In this case, until 1998, Commonwealth had a traditional defined-benefit pension plan. This plan allowed employees to retire early once they had completed five years of service and reached age 55. Employees taking that option would receive subsidized benefits: monthly payments beginning immediately that were nearly as large as (and, in the case of those age 62-65, the same as) those they would have received if they were 65. By 1998, Corley had performed five years of service, but had not reached age 55. That year, Commonwealth converted its plan into the Plan, which was a cash-balance plan. The Plan replaced defined-pension benefits with hypothetical individual accounts. The initial balance of each account was the value of the benefits the participant had accrued. However, Corley complained that the individual account did include credit for the value of the early-retirement subsidy described above. In ruling against Corley, the district court said that, as of 1998, Corley was not yet entitled to his early-retirement subsidy because he was then not yet 55. Therefore, the early-retirement benefit had not yet accrued, so that the amendment in question-the conversion to the cash balance plan-did not reduce any accrued benefit.

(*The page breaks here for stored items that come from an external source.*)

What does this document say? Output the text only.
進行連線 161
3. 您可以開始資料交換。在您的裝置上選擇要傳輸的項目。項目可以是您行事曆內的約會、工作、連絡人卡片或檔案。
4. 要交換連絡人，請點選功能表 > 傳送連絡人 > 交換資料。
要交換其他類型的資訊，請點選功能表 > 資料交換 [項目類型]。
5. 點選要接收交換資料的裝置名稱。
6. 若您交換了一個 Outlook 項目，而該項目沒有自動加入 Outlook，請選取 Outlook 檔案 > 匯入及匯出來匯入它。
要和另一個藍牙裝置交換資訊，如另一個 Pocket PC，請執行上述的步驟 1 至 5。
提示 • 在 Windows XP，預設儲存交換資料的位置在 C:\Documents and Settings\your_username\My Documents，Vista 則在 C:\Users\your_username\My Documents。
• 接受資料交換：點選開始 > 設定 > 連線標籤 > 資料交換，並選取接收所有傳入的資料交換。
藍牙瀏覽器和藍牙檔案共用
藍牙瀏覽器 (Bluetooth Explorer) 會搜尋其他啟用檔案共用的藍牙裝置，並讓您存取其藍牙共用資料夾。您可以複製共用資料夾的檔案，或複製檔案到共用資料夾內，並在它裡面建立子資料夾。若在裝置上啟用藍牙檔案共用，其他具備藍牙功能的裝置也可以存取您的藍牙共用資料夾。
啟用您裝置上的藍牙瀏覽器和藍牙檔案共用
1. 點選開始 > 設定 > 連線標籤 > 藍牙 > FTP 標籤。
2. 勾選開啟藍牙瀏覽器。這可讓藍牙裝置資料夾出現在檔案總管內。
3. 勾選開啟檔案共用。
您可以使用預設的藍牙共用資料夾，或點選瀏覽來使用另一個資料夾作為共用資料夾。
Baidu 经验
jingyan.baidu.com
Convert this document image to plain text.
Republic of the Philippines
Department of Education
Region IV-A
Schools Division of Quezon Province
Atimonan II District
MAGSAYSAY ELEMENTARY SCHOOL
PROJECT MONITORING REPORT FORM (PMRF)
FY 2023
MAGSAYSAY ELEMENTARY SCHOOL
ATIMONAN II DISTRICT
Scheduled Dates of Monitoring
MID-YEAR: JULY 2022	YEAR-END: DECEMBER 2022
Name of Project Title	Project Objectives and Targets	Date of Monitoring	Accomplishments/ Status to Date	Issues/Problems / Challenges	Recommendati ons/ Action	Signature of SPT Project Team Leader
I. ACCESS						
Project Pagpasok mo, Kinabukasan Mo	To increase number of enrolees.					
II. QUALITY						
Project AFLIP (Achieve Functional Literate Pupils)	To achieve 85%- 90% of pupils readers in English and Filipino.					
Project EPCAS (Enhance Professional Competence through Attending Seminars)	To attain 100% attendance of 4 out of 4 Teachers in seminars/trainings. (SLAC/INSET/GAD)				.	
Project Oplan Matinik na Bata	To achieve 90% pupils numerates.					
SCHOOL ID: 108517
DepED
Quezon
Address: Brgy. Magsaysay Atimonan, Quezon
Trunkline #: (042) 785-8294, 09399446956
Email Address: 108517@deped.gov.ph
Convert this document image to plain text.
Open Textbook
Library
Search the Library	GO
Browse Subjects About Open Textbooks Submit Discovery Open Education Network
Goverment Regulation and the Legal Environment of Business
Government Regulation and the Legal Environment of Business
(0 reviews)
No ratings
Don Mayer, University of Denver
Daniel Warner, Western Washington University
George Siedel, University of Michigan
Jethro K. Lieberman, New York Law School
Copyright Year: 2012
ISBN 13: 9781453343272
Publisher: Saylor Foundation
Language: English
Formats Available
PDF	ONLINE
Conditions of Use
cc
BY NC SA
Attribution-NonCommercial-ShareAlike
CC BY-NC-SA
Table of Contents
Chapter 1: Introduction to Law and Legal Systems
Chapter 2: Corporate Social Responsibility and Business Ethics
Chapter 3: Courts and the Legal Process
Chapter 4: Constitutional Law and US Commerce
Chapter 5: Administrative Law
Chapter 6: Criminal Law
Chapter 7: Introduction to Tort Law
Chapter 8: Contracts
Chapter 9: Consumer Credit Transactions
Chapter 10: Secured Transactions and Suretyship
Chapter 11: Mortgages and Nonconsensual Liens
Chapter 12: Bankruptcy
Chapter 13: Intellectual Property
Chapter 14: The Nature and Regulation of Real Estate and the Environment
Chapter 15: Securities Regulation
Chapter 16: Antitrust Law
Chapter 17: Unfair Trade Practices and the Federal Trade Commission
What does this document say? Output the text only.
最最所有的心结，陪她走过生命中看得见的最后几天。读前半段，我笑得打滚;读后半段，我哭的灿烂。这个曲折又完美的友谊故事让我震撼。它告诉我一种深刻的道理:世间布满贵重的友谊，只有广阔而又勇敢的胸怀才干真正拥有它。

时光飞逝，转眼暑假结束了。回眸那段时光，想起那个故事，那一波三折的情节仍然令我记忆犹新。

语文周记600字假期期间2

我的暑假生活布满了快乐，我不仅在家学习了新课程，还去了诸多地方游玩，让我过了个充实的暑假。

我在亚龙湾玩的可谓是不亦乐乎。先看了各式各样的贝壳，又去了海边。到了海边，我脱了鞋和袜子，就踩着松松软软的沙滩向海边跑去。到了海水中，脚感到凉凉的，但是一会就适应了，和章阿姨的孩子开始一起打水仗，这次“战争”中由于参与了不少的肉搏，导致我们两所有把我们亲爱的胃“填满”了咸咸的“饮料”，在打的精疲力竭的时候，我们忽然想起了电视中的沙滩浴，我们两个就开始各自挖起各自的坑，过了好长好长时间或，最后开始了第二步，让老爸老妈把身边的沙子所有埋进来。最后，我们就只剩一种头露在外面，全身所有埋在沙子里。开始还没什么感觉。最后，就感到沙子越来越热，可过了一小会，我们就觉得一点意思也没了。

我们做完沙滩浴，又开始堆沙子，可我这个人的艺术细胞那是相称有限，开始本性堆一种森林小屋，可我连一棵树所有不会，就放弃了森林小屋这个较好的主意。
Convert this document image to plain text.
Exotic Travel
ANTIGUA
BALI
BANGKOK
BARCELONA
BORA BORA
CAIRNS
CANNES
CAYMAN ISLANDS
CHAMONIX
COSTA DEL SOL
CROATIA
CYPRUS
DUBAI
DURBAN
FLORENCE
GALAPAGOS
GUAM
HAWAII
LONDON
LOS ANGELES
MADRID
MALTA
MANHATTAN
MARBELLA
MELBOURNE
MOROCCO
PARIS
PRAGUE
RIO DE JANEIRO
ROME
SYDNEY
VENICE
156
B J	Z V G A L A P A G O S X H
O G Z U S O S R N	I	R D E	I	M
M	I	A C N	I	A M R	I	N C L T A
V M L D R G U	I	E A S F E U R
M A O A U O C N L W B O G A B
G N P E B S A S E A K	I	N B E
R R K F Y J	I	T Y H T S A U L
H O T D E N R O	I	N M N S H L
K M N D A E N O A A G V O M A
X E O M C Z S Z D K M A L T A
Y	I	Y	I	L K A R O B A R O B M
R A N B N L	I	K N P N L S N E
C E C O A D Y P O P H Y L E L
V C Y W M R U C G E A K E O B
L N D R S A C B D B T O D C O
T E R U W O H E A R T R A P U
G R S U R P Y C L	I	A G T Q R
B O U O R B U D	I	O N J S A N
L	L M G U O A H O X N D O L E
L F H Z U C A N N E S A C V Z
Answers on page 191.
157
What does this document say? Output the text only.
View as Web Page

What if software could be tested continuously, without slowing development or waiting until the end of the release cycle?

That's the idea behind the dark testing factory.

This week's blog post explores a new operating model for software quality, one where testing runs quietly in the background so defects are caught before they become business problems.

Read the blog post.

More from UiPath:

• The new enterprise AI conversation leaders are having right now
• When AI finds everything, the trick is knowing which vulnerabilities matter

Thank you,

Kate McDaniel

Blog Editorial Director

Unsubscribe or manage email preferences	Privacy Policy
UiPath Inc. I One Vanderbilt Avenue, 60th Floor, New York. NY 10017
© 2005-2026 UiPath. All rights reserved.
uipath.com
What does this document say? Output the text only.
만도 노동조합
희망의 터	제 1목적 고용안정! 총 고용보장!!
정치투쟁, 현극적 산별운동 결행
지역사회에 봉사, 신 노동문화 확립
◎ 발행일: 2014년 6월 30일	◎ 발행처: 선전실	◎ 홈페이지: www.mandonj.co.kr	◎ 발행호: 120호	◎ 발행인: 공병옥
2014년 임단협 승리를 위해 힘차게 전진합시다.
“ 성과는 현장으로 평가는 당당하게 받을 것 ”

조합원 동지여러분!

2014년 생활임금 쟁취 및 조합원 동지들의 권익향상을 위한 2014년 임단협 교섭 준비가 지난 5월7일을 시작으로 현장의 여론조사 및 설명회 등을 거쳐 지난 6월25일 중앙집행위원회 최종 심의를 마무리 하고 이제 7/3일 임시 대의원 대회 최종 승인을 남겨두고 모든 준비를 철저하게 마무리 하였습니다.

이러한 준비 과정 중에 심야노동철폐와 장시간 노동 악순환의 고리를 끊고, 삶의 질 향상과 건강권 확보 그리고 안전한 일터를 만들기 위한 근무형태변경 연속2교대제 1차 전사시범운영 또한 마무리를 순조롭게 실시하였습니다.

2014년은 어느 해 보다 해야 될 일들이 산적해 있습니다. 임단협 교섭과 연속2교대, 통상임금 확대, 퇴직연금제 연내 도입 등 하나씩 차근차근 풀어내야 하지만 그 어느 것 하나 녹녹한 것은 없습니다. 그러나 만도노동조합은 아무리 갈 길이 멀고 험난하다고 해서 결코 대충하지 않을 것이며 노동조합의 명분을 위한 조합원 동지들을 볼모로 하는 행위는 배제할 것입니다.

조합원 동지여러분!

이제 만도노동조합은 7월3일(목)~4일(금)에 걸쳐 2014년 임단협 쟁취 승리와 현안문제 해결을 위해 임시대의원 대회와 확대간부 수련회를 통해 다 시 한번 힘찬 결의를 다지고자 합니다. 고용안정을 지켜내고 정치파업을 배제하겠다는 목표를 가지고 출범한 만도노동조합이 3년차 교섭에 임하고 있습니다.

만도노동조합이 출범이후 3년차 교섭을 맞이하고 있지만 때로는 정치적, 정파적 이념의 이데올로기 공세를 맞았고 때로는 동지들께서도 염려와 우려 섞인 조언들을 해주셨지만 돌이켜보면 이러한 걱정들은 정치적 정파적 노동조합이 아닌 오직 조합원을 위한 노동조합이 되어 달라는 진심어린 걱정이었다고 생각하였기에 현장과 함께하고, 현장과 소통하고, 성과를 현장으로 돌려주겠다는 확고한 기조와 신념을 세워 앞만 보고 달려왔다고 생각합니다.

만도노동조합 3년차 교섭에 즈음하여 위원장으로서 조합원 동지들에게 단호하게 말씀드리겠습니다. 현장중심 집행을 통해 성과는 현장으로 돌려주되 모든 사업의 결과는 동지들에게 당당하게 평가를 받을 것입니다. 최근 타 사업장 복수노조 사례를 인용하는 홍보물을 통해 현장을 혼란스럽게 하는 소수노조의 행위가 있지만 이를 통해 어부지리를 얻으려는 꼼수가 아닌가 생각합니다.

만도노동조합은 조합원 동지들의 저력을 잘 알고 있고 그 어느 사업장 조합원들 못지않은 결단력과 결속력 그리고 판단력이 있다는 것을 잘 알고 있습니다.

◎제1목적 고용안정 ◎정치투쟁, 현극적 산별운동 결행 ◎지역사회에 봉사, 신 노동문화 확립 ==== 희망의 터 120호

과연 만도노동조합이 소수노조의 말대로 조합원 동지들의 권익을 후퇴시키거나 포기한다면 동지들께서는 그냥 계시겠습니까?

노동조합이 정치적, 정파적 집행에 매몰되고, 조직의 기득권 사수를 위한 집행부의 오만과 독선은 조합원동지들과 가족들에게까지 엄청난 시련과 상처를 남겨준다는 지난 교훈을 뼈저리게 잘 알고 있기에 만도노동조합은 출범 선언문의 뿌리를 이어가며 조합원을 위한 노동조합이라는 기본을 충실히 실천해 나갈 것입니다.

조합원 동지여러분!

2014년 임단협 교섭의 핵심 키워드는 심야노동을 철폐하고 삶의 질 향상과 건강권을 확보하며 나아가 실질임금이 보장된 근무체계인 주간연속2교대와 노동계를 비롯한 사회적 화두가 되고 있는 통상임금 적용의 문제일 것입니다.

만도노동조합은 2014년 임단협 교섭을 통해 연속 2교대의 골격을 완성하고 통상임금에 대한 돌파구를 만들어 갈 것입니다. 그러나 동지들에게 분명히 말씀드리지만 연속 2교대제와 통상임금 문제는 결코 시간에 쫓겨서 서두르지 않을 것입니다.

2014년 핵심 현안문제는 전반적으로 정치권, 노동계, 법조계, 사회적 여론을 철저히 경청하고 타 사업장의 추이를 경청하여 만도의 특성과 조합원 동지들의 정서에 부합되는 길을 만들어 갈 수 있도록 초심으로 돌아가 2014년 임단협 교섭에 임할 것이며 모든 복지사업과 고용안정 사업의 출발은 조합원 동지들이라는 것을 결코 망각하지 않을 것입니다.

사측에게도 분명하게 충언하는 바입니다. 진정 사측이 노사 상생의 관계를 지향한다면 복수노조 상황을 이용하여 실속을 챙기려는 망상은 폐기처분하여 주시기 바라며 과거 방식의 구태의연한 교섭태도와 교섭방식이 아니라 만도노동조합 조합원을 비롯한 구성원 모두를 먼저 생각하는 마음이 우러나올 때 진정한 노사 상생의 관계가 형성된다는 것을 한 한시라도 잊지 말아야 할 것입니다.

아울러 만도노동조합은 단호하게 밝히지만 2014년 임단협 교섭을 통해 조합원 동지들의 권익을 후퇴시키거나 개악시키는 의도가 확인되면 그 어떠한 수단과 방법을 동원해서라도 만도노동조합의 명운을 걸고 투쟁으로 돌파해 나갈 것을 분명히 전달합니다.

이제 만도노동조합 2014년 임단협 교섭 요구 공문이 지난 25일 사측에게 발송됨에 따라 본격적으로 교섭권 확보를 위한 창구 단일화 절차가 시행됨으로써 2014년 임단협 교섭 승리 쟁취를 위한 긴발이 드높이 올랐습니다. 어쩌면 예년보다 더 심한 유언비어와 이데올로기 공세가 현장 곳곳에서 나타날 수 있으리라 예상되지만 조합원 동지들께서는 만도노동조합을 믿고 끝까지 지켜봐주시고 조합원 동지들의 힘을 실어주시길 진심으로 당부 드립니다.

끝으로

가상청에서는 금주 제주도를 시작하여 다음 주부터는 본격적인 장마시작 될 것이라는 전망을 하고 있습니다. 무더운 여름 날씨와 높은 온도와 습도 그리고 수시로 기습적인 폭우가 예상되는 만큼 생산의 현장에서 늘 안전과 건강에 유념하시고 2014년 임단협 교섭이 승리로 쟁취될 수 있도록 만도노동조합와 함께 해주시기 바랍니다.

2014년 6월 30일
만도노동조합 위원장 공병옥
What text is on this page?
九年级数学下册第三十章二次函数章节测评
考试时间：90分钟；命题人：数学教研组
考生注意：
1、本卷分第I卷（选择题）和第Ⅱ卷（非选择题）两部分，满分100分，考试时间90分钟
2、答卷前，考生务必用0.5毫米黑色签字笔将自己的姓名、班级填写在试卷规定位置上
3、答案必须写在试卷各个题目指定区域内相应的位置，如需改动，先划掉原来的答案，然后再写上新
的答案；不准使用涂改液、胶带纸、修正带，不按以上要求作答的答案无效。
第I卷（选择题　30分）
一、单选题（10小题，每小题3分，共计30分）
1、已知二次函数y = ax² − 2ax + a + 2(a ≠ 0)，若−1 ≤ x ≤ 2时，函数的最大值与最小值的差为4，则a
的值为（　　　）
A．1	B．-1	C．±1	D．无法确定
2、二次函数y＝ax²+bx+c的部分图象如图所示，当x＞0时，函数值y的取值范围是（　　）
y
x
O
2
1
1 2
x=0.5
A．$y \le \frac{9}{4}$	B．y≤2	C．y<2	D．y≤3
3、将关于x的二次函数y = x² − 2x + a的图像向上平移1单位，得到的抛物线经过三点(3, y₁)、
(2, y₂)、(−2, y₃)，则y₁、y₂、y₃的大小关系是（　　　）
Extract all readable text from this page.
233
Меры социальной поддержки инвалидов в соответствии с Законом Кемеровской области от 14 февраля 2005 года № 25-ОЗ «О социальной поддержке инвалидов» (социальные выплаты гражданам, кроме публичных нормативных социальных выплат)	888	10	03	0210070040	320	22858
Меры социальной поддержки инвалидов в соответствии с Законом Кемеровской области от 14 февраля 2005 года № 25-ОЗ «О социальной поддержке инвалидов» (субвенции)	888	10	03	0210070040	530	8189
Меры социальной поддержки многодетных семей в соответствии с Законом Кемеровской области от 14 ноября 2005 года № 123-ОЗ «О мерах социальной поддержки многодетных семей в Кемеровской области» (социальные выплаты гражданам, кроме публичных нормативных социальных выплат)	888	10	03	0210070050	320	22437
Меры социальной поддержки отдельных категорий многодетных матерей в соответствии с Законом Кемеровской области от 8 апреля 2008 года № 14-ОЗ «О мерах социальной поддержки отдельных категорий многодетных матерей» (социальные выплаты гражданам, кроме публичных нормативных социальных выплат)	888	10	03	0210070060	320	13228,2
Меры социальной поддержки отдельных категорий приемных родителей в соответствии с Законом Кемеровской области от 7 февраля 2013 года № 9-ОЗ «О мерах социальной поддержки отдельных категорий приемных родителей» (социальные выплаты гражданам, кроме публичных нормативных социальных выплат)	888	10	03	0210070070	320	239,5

In analyzing the case, the Sixth Circuit Court of Appeals (the "Court") said that, under ERISA's anti-cutback rule, a plan amendment cannot decrease a participant's "accrued benefit" (29 U.S.C. § 1054(g)). Here, Corley had more than five years of service before the 1998 amendment. The subsidy he seeks was therefore attributable to his service before the amendment. And though Corley had not satisfied the age requirement by 1998, the statute allows him to do so-assuming that the subsidy in question is a "retirement-type subsidy"- either before or after the amendment (§1054(g)(2)). The Court ruled that, if this assumption is met, the benefits attributable to pre-amendment service-here the early-retirement subsidy- cannot be reduced by an amendment. To determine if the assumption is met, the Court remanded the case back to the district court.